I read yet another memoir in this month’s issue of More magazine about the dissolution of yet another marriage. This is a story that is familiar, so many women, more than not, can relate to it, and even some of the women who are still married can kind of relate, because there are plenty of married couples who have one foot out the door. This essay was thoughtful, insightful and well written- the author was actually able to recount the moment her marriage faltered and eloquently describe what followed. 

She says in the piece, “I have been thinking about why we get married and why we get divorced, and I wonder whether the urge behind both actions is that different. I wanted to be happy, a desire that strikes me now as a generational marker, a need that is not in the marital lexicon of my parents…”

This idea that a relationship should make you happy is a fairly new one, she goes on to explain how her parents don’t ask that question. I think it is worth reflecting on this generational leap that we have all silently agreed to and is creating the largest percentage of single parent households that this culture has ever known.
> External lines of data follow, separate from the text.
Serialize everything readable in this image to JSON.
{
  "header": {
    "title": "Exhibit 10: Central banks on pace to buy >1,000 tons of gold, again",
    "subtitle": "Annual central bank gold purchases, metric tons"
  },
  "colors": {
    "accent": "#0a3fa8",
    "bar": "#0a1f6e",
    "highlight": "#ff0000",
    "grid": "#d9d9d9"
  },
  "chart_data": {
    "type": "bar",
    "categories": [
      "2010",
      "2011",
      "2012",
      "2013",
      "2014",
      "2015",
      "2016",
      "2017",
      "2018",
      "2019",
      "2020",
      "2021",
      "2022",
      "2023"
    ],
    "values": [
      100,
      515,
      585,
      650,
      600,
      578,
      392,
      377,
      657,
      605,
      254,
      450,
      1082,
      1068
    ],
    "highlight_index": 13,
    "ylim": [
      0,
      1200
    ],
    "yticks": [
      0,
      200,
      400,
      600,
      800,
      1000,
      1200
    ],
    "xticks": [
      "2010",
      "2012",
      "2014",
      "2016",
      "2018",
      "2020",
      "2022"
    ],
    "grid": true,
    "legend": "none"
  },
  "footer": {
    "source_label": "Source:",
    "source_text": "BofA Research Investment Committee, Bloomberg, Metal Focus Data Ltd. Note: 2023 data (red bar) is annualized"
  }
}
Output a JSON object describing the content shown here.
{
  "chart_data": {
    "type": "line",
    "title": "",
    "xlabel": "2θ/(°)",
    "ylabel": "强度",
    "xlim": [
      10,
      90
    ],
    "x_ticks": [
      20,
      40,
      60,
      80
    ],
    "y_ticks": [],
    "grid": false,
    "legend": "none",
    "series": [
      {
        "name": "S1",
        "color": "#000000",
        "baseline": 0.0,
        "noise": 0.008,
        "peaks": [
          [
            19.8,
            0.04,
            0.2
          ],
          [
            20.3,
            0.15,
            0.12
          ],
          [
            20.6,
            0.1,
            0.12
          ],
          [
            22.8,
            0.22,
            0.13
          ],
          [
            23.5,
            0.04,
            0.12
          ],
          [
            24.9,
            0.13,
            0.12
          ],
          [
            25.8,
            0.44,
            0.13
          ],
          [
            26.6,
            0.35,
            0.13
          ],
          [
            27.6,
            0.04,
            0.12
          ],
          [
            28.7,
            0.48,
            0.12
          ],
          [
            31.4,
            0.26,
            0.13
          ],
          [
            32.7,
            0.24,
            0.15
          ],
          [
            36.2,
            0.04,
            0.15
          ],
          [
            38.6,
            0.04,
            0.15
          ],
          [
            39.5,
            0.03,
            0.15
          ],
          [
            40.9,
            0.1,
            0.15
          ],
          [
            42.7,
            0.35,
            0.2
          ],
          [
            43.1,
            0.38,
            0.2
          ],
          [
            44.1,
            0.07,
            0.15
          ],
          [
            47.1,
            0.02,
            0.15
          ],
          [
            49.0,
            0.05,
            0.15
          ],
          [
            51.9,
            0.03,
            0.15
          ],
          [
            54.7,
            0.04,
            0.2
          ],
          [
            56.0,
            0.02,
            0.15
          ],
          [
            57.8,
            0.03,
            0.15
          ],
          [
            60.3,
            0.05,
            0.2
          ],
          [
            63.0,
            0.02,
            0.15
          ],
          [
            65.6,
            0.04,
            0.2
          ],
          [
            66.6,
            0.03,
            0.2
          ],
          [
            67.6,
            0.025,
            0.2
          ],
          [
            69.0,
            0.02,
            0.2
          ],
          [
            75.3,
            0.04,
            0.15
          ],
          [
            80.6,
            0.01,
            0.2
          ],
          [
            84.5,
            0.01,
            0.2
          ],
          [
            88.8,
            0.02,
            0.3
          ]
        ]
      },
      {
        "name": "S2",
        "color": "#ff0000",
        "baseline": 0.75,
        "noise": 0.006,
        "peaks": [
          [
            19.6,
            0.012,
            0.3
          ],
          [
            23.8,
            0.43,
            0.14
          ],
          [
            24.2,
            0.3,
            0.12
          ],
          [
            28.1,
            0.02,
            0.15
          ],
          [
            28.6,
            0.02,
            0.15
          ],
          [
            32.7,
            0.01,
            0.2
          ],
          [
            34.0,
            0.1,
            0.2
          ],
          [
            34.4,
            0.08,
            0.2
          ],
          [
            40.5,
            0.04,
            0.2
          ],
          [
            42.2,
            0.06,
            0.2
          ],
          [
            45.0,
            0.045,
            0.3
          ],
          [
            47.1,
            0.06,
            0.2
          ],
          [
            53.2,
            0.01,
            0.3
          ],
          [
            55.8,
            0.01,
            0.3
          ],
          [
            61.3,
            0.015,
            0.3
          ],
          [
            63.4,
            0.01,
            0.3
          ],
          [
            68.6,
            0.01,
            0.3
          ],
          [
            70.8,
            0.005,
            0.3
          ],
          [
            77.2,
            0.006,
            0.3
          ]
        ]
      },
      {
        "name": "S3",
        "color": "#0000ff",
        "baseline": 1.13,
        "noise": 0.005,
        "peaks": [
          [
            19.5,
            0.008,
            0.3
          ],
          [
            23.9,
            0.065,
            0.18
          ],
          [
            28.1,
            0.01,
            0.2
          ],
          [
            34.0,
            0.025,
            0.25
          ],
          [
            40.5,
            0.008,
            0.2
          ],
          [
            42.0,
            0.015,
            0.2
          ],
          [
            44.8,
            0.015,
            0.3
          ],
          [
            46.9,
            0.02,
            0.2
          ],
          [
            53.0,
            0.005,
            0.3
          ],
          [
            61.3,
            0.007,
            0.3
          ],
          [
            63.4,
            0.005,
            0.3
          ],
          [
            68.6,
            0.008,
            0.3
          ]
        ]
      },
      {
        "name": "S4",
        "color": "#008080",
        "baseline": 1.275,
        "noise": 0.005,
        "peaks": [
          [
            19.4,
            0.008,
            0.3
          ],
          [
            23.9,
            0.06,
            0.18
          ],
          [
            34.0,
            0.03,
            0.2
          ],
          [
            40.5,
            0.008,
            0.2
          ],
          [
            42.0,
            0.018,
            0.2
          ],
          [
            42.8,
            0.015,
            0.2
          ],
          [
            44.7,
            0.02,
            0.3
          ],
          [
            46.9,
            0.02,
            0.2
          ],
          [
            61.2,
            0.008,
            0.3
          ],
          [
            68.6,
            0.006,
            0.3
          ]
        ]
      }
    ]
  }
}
Call me old fashioned then, because I am here to tell you, that relationships never existed to make anyone happy. They exist to teach us to love each other. They are the most gentle and evolutionary method we have for growing kind, growing wise, growing generous. This idea that we should be happy and also for that matter, that our mate will fill the space in us, so we won’t be lonely, is the Disney myth. It’s not true now, and never was, not even for Cinderella.

There are relationships that we should leave, that are violent to our bodies or our minds. Not everything is reconcilable. But for all the marriages that I have witnessed the end of, and in my 23 years of marriage, it has been many- hardly any of them ended from abuse, rather it was a level of discontentment- that somehow, the marriage should have made them happier.

I wonder if they had been looking for what there is to stay for, rather than focusing on what was missing, would there have been a bridge. There was for me in my marriage, and it took years to build, and many a discontented and lonely evening waiting for a mind to build it.

I am a loveologist at heart, and although there are many studies that back me up on the overall benefits in health and well-being to being a part of a couple, these days I feel I am blowing a lonely horn– trying to be the little engine that could. I’ll get down off the soap box now to attend to the messy business of keeping it going.